1976 Southern Cross Rally

Andrew Cowan driving a Mitsubishi Lancer in the Southern Cross Rally.

They needed an area to run an extended endurance test for a new production car, which led to Stewart suggesting they should enter a forthcoming Round Australia Trial, then Australia’s biggest off road road event. “At that time, Mitsubishi themselves knew nothing about rallying,” Cowan added. In 2002 Doug had, meanwhile, told me his memories of starting work with Mitsubishi. "I first became involved with Mitsubishi when the Australian distributors were asked to do some pre-production test work in the early 60s on the car which would become known as the Colt Fastback," Stewart said. "It had an 1100cc engine and it was planned to be exported to Australia, New Guinea and South Africa. The Japanese could not plan the work themselves so they suggested I do this for them.

Australian rallying legend, Doug Stewart. Photo: Stuart Bowes

"I already knew about Colts. In 1962 John Bryson and I had previously driven an older 1000cc Colt (with steering column mounted gear change!) and we had won the Mountain Rally in this car by seven minutes. "We knew that Colts were basically very strong cars. We could cut corners all over the place, driving through the trees. The car was totally reliable and impressed me very much. "I was therefore very happy to help with this work. There were four or five of us and they gave us two cars to test. "It turned out to be a truly gruelling 8000 mile trip around Australia! We went all over, from the north down to the snow country. I remember the cars were totally reliable except for one alternator connection failure. "We made some 53 recommendations for them to consider for production cars and the large majority were adopted.” After doing the Mitsubishi test work Doug casually proposed to Mr Kitane at MHI (Mitsubishi Heavy Industries as it was then called) that the Colt 1100 would do well if they were entered in a forthcoming Round-Australian Rally. He asked if it was possible to finish in the top 10. “I said yes. He entered three cars and we finished (I think) fourth, fifth and seventh overall and took the manufacturers' prize.

Doug Stewart in a Mitsubishi Galant in the 1971 KLG International Rally of the Hills. Photo: Graham Ruckert

"In those days the sales of Mitsubishi cars were handled by the Chrysler Group, but they hardly sold more than 200 cars or so a month. "After the rally their interest continued. We went on to win the Southern Cross Rally five times from 1972 to 1976, and sales immediately shot up to 1000 or so a month." This is the same Mr Kitane who went on to become President of Ralliart, then he worked in Product Planning when it was a very small car manufacturing company. He later became the head of the department when Mitsubishi Motors Company was formed.
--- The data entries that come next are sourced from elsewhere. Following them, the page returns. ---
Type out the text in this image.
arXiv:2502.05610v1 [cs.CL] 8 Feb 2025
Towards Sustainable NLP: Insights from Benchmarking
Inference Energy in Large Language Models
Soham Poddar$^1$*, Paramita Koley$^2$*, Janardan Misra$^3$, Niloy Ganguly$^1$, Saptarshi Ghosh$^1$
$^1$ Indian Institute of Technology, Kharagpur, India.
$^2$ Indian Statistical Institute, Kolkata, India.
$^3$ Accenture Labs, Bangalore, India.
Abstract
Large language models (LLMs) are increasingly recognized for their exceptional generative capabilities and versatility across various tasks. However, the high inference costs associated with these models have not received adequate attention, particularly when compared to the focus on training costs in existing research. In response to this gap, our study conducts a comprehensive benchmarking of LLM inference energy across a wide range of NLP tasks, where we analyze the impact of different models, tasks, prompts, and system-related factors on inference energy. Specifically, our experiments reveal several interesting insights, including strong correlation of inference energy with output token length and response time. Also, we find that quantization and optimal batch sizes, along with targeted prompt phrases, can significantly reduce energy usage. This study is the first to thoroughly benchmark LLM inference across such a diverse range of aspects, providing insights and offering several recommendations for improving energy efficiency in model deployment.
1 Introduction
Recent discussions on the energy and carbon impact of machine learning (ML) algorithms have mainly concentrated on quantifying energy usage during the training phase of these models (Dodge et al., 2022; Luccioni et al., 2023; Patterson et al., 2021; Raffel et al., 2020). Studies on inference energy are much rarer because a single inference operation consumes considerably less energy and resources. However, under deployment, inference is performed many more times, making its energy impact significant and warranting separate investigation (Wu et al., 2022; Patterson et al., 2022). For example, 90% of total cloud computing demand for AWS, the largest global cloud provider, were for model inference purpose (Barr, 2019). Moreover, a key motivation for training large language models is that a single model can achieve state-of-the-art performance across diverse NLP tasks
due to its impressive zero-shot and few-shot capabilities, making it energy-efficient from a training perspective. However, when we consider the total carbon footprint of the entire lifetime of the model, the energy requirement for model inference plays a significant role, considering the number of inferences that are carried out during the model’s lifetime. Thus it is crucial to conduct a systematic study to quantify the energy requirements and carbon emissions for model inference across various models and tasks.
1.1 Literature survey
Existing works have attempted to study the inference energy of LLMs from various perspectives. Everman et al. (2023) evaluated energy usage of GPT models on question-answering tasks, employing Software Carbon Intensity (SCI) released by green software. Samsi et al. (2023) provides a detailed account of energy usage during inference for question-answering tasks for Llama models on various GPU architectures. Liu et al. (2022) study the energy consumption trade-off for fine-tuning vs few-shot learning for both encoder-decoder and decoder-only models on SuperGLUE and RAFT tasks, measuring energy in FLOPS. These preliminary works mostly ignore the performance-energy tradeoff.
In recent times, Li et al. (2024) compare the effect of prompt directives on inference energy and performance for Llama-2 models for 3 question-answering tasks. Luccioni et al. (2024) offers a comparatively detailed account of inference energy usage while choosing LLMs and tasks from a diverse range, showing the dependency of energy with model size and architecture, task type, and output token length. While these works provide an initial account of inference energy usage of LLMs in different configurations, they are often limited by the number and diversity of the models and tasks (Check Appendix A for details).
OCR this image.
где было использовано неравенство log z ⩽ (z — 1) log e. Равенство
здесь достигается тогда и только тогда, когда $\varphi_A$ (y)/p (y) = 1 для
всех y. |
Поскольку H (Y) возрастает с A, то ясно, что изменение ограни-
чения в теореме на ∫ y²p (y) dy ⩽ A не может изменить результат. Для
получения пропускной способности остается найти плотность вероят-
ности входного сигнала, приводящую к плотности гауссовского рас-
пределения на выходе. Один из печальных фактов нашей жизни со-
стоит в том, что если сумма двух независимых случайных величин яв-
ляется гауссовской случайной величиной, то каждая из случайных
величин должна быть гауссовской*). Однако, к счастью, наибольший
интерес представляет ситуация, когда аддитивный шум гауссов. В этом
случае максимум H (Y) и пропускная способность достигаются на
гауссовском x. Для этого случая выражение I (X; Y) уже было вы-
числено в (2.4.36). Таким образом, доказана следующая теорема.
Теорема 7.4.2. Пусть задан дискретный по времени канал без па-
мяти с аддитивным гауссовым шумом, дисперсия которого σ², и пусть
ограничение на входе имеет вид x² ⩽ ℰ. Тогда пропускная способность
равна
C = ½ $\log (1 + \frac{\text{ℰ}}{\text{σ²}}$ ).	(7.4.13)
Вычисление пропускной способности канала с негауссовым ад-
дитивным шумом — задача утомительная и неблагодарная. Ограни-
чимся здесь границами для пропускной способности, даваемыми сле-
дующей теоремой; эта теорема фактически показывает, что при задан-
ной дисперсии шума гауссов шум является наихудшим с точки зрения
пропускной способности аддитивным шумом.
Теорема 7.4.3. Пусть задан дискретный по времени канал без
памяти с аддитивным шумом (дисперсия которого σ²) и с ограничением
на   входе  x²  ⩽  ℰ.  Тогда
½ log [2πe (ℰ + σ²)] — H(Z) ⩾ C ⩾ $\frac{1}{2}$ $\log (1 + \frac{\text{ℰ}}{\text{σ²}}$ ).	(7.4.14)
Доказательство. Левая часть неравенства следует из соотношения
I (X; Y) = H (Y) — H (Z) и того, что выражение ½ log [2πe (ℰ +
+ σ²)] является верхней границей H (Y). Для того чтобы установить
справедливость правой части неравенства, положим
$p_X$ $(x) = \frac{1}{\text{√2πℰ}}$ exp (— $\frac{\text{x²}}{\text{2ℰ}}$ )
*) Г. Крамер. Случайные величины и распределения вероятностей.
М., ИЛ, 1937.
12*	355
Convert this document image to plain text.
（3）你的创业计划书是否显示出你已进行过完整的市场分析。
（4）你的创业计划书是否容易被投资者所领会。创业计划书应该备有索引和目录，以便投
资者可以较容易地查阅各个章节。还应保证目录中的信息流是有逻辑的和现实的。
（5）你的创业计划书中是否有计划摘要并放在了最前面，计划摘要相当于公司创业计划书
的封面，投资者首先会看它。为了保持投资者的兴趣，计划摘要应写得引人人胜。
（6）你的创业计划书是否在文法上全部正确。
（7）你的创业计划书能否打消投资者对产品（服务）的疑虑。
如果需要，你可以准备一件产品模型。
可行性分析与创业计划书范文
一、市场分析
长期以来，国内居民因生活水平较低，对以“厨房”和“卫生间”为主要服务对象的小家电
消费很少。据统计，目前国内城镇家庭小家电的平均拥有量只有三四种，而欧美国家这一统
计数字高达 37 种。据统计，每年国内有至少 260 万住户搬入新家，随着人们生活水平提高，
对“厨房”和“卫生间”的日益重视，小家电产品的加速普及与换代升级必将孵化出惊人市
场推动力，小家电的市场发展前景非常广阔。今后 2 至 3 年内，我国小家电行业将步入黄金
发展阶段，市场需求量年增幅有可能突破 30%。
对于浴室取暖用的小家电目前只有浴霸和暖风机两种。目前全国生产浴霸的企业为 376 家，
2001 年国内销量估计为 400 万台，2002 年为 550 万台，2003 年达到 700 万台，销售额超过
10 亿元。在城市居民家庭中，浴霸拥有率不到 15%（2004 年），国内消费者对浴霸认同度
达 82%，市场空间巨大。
Certainly the commercial effect of the Southern Cross impressed Mr Kitane that this kind of motorsport really made commercial sense, and Mitsubishi has believed in this philosophy ever since. Stewart continued: "By this time Andrew Cowan had agreed to drive for us. "Andrew had arrived on the Australian rally scene when he won the first London-Sydney Marathon in 1968, his first introduction to rallying in the Antipodes. "After the event I met him in my office. We got on well, so he was immediately on my list when I was asked to propose some drivers for driving the new Galant on long distance events, which were coming up. "We needed drivers who were both fast and who never wanted to give up. Andrew fitted into that group, along with Tony Fall, Edgar Herrmann, and we also managed to get Hannu Mikkola to drive for us as well. "Anyway, Andrew was the first one on my list and he just kept winning every time he took part, even though there was very strong competition in those days. He helped consolidate the company's approach to motorsport.” Mitsubishi finally officially withdrew from motorsport in December 2005. The memories will last forever of the world manufacturers’ title in 1998, four world drivers championship titles (1996 to 1999) from Tommi Makinen, and four Group N World Rally Championship titles with Gustavo Trelles (again 1996 to 1999). All thanks to the persuasive efforts of Doug Stewart.